Digital Top Stories

Google negotiating licenses for streaming service, says FT

By | Published on Monday 25 February 2013


Google is in talks with the majors seeking licenses to launch its own streaming music service, according to the Financial Times. The web giant plans to launch a service to compete with the likes of Spotify later this year, copying the Swedish digital player’s model of offering both ad-funded free and subscription-based premium options.

There has been talk of Google launching a “killer music service” for years, of course, with sources at the web firm originally talking up an in-development Google platform that would take on Apple’s dominance of the download market.

With it sitting on such great data about the likes and preferences of its hundreds of millions of users worldwide, there are reasons why Google could be the company to shake up the digital music market, though all of its music products to date have been pretty lacklustre; it’s most recent innovation being the Google Play download store and digital locker service, the closest the firm has got to directly competing with iTunes. It’s certainly not done much to bother Apple to date.

Though, while Google-branded music services have all been rather rubbish so far, the web firm is actually already sitting on the biggest, most popular and most lucrative streaming music service on the internet in the form of YouTube, even if an ever increasing amount of music consumption on the company’s video site is actually hosted by the music industry’s own VEVO platform.

YouTube, of course, doesn’t have the functionality or the catalogue of its audio-streaming rivals, it not being specifically designed for music, and being generally (though not exclusively) limited to those tracks that come with a promo video. Though plenty of research suggests that for the youth demographic those limitations aren’t all that off-putting (nor is the variable sound quality of recordings), especially while the service is free, very searchable and easily sharable.

The new Google streaming service would, it seems, be a separate product to YouTube, more closely aligned to the existing Google Play platform, and really designed with the Google Android smartphone and tablet operating system in mind, though obviously a desktop version would be required to assure mainstream appeal.

Given many still believe the future of online music is very much mobile-centric, the continued growth of the Android eco-system makes Google seem ever more like an obvious major player in the digital music market. And especially in the emerging streaming space, where Apple doesn’t dominate (yet – rumours of an iTunes streaming service persist), and where no one player can really claim global dominance, especially if Pandora and Spotify-style services are all considered to be part of the same market.

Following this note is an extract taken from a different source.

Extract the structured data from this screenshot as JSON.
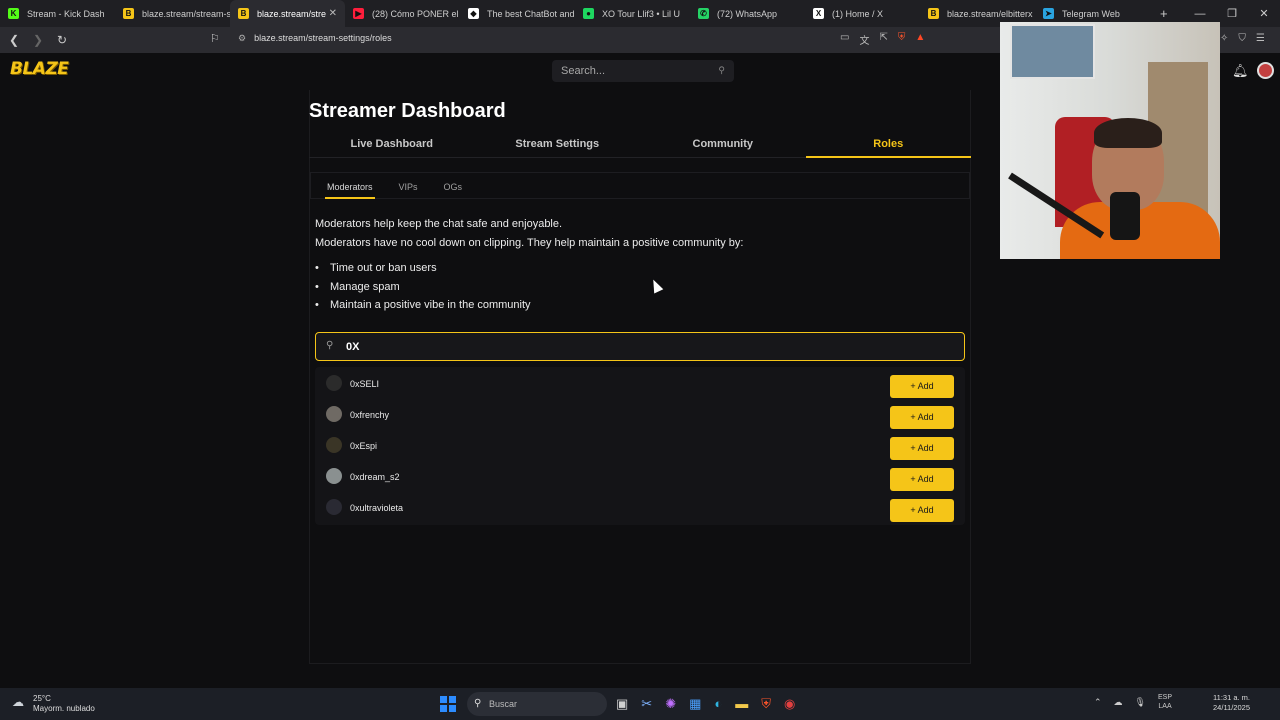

And Google would have the resources to enable a major play in the freemium streaming domain, both in terms of cash and, perhaps more importantly, ad sales power. Of course Google hasn’t, in the main, been all that keen to put its own money on the line when it comes to developing content-services, whereas most start-up streaming firms are still operating at a loss. Though on the YouTube side the web giant has starting spending a little more, and with such a well established in-house ad network to call on, Google’s required investment would likely be less than for almost any other rival.

All of which means the launch of any Google streaming service could be very interesting indeed, and possibly a bigger game-changer than any Apple plans to launch a Pandora rival. All the company needs now is licences from the record labels and music publishers.

The big music companies will likely use any licensing negotiations to bang on some more about their pet gripe of the moment – the web giant’s perceived inaction in stopping music pirates from performing well in Google searches – though the labels have long had a love/hate relationship with the web firm, and that hasn’t stopped lucrative partnerships via YouTube and VEVO, nor the licensing of the albeit disappointing Google Play download store.